If the investigation includes centerpoints, then plotting them in -time order may produce a more clear indication of a time trend if one exists. Plotting the raw responses in time sequence can also help detect step changes in a process that residual plots might not detect.

Independence of Residuals from Size of Predicted Value

Plotting residuals versus the value of a fitted response should produce a distribution of points scattered randomly about 0, regardless of the size of the fitted value. Quite commonly, however, residual values may increase as the size of the fitted value increases. When this happens, the residual cloud becomes "funnel-shaped" with the larger end toward larger fitted values; that is, the residuals have larger and larger scatter as the value of the response increases. Plotting the absolute values of the residuals instead of the signed values will produce a "wedge-shaped" distribution; a smoothing function is added to each graph which helps to show the trend.

Fgure 2.7A

Figure 2.7B

A residual distribution such as that in Figure 2.7A showing a trend to higher absolute residuals as the value of the response increases suggests that one should transform the response, perhaps by fib modeling its logarithm or square root, etc., (contractive transformations). Transforming a response in this fashion often simplifies its relationship with a predictor variable and leads to simpler models. Later sections discuss transformation in more detail. Figure 2.7B is the same response after a transformation to reduce the scatter. Notice the difference in sales on the vertical axes.

Independence of Residuals from Factor Settings

Figure 2.8A

Figure 2.8B

Figure 2.8A shows that the size of the residuals changed as a function of a predictor's settings.
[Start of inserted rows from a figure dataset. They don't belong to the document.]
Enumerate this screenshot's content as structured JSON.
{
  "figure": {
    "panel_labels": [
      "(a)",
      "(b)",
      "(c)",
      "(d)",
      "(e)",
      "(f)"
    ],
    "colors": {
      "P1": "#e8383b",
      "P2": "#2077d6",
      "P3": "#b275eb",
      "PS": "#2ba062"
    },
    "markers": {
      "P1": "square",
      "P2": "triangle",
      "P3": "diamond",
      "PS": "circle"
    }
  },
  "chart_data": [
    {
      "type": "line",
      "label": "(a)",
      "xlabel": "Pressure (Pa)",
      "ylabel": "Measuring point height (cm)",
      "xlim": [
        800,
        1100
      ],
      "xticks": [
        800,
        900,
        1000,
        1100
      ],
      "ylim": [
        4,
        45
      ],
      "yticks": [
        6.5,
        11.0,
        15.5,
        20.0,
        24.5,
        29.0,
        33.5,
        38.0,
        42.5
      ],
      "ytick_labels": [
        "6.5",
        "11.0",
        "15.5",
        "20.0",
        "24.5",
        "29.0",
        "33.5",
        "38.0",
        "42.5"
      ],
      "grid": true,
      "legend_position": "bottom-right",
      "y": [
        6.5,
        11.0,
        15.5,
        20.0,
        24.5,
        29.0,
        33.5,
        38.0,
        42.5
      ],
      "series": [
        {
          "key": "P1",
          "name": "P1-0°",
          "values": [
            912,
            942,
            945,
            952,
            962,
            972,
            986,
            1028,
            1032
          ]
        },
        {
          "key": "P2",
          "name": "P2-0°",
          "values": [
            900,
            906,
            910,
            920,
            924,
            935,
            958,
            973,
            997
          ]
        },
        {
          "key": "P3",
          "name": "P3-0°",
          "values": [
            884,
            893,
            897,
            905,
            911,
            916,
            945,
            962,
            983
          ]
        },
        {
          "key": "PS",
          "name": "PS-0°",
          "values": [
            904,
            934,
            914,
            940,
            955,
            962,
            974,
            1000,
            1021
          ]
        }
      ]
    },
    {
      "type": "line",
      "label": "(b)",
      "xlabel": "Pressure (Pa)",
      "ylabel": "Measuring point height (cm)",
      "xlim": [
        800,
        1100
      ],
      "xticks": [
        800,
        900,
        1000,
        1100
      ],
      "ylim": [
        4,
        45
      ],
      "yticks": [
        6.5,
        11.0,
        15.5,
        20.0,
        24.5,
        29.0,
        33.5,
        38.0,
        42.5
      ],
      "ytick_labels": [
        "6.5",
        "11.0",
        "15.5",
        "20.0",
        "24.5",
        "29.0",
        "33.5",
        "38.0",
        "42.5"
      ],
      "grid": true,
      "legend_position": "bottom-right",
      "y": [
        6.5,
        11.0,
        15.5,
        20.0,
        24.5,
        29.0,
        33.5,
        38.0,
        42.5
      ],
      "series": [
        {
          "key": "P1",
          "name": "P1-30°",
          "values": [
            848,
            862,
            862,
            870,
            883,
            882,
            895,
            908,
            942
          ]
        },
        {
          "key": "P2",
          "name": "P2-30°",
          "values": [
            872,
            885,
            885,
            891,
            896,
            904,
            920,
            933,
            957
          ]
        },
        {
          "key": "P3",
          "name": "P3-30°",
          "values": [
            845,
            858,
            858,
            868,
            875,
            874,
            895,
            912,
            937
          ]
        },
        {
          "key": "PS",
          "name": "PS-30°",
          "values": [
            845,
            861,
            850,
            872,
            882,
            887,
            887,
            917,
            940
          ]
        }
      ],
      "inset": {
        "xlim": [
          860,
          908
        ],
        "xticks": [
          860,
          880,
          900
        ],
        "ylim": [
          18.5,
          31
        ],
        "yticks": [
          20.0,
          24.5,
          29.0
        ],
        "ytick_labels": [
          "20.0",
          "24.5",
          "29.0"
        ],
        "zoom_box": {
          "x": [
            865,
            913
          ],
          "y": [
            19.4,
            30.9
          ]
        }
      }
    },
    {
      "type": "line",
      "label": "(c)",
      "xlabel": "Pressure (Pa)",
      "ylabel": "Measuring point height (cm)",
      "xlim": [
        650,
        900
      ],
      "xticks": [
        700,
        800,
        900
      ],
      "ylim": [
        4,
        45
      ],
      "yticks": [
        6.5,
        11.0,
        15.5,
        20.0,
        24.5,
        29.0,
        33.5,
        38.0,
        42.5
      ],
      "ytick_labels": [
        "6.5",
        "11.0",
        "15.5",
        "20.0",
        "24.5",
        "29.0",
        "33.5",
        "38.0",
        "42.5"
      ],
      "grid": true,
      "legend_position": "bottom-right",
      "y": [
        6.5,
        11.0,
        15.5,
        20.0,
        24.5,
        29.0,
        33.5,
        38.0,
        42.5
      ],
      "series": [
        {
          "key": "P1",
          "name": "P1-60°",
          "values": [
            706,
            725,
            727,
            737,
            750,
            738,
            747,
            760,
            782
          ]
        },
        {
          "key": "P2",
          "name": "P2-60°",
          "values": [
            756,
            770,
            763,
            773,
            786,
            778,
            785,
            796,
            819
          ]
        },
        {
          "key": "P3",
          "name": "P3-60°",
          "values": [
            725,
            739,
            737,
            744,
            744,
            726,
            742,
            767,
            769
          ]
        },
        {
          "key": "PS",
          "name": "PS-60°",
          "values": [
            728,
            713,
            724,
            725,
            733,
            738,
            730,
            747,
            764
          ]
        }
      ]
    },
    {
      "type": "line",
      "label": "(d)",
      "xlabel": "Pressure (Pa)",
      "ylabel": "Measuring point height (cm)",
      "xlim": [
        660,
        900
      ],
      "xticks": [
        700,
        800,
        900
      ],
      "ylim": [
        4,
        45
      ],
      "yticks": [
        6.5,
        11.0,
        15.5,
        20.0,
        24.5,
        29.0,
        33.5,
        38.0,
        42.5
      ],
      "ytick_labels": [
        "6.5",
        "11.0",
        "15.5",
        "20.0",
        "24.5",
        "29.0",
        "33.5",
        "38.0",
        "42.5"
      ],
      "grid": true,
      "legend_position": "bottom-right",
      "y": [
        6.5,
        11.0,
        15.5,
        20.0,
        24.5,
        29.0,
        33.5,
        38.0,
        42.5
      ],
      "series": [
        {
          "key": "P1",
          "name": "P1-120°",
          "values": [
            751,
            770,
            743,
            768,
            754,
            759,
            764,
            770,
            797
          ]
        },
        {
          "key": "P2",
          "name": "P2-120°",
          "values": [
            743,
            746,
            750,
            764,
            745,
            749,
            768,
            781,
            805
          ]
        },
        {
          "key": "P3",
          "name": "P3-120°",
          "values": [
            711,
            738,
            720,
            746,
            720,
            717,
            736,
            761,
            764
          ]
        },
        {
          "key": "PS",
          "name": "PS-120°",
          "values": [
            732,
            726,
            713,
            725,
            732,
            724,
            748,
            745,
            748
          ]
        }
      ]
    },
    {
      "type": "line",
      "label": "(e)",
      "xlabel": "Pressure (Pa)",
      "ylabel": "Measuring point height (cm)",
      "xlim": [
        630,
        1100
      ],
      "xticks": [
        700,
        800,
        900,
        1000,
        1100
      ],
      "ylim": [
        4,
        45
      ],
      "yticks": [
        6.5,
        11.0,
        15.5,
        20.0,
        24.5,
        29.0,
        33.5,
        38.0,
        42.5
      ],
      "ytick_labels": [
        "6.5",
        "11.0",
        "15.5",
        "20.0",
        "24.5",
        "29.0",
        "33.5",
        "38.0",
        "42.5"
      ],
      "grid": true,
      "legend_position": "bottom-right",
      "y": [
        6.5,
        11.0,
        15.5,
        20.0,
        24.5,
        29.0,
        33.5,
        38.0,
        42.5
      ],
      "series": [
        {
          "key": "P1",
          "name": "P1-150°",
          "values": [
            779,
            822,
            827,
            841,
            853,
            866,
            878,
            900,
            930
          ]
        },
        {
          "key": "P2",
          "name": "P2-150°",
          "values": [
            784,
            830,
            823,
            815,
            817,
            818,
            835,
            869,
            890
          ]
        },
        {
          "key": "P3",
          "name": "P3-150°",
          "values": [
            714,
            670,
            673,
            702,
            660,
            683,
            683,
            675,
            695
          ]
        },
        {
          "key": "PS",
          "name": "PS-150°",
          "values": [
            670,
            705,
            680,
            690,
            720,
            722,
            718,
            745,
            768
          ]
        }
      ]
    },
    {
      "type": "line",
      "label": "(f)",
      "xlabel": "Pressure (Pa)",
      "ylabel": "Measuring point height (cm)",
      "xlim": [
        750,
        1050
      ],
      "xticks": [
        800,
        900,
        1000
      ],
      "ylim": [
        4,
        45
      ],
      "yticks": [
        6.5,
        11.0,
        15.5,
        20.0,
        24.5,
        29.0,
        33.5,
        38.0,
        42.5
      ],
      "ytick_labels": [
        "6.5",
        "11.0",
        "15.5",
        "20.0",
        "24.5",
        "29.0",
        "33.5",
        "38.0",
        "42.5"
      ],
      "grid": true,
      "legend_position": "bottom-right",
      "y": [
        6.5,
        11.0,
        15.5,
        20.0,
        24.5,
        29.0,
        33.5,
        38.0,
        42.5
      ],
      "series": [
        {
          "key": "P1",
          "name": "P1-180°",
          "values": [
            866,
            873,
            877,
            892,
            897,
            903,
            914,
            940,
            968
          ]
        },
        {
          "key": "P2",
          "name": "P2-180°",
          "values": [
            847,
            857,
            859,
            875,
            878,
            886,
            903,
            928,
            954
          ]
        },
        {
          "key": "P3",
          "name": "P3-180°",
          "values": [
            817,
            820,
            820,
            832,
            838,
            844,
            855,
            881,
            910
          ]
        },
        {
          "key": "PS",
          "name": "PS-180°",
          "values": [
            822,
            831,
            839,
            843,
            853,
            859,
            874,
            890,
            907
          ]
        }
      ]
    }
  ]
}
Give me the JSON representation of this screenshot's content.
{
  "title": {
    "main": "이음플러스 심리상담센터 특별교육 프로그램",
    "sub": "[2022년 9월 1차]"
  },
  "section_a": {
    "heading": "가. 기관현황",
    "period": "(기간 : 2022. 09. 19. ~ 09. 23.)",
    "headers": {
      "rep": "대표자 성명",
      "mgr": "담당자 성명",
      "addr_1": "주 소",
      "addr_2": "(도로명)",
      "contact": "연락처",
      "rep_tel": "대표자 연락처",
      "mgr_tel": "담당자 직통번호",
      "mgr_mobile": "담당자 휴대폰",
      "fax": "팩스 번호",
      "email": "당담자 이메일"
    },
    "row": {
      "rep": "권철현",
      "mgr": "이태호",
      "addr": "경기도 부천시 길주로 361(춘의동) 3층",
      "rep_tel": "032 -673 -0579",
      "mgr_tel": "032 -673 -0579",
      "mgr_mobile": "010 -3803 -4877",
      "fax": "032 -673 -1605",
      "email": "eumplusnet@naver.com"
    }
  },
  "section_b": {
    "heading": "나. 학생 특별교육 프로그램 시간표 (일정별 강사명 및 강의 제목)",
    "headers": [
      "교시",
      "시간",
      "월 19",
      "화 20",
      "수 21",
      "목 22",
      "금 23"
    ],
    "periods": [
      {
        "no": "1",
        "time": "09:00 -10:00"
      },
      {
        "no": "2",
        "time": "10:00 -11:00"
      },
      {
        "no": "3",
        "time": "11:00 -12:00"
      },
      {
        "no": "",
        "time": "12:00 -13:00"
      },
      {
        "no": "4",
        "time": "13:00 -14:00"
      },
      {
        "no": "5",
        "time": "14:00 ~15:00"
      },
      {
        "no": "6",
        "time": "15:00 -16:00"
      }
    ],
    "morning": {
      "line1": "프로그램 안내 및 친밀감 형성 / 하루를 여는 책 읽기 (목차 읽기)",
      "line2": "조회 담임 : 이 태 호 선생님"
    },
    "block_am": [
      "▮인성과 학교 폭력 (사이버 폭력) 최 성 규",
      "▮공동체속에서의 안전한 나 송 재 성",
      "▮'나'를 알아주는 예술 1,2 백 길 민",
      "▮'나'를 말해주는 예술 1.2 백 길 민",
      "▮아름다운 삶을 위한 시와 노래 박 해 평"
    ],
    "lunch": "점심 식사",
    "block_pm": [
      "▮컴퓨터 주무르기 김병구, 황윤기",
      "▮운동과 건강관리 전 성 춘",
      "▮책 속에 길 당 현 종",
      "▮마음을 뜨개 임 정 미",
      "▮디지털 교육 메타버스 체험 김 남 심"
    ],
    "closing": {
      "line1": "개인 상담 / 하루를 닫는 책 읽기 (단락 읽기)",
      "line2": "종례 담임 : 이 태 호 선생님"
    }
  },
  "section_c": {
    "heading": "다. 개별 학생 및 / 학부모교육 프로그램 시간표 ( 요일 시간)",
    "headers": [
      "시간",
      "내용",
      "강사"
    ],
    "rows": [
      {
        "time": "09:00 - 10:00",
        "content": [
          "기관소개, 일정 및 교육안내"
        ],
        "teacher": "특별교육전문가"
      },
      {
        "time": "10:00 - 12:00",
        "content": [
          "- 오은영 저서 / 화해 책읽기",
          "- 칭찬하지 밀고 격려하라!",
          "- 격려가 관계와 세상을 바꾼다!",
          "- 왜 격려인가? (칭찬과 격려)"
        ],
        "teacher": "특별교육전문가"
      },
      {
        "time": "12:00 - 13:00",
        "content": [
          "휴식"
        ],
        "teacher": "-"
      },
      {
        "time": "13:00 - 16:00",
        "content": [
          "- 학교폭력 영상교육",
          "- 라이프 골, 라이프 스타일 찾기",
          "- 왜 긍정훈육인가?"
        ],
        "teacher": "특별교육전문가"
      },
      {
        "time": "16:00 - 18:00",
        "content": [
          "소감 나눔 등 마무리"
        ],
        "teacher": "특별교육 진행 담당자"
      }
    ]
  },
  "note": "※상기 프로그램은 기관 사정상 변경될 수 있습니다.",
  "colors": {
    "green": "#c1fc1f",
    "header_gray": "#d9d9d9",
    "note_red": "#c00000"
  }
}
A graph like this suggests that the model needs a higher-order term in that predictor or that one should transform the predictor using a logarithm or square root, for example. In this case, Figure 2.8B shows the residuals for the same response after adding a quadratic term. Notice the single point widely separated from the other residuals in Figure 2.8B. This point is an "outlier." That is, its setting is well within the range of values used for this predictor in the investigation, but its result was somewhat lower than the model predicted. A signal that curvature is present is a trace resembling a "frown" or a "smile" in these graphs.

Figure 2.8C

The example given in Figures 2.8A and 2.8B obviously involves five levels of the predictor. The experiment is a form of response surface design. For the simple factorial design that includes centerpoints, if the response model being considered lacked one or more higher order terms, the plot of residuals versus factor settings might appear as in Figure 2.8C

While the graph gives a definite signal that curvature is present, identifying the source of that curvature is not possible due to the structure of the design matrix. Graphs generated using the other predictors in that situation would have very similar appearances.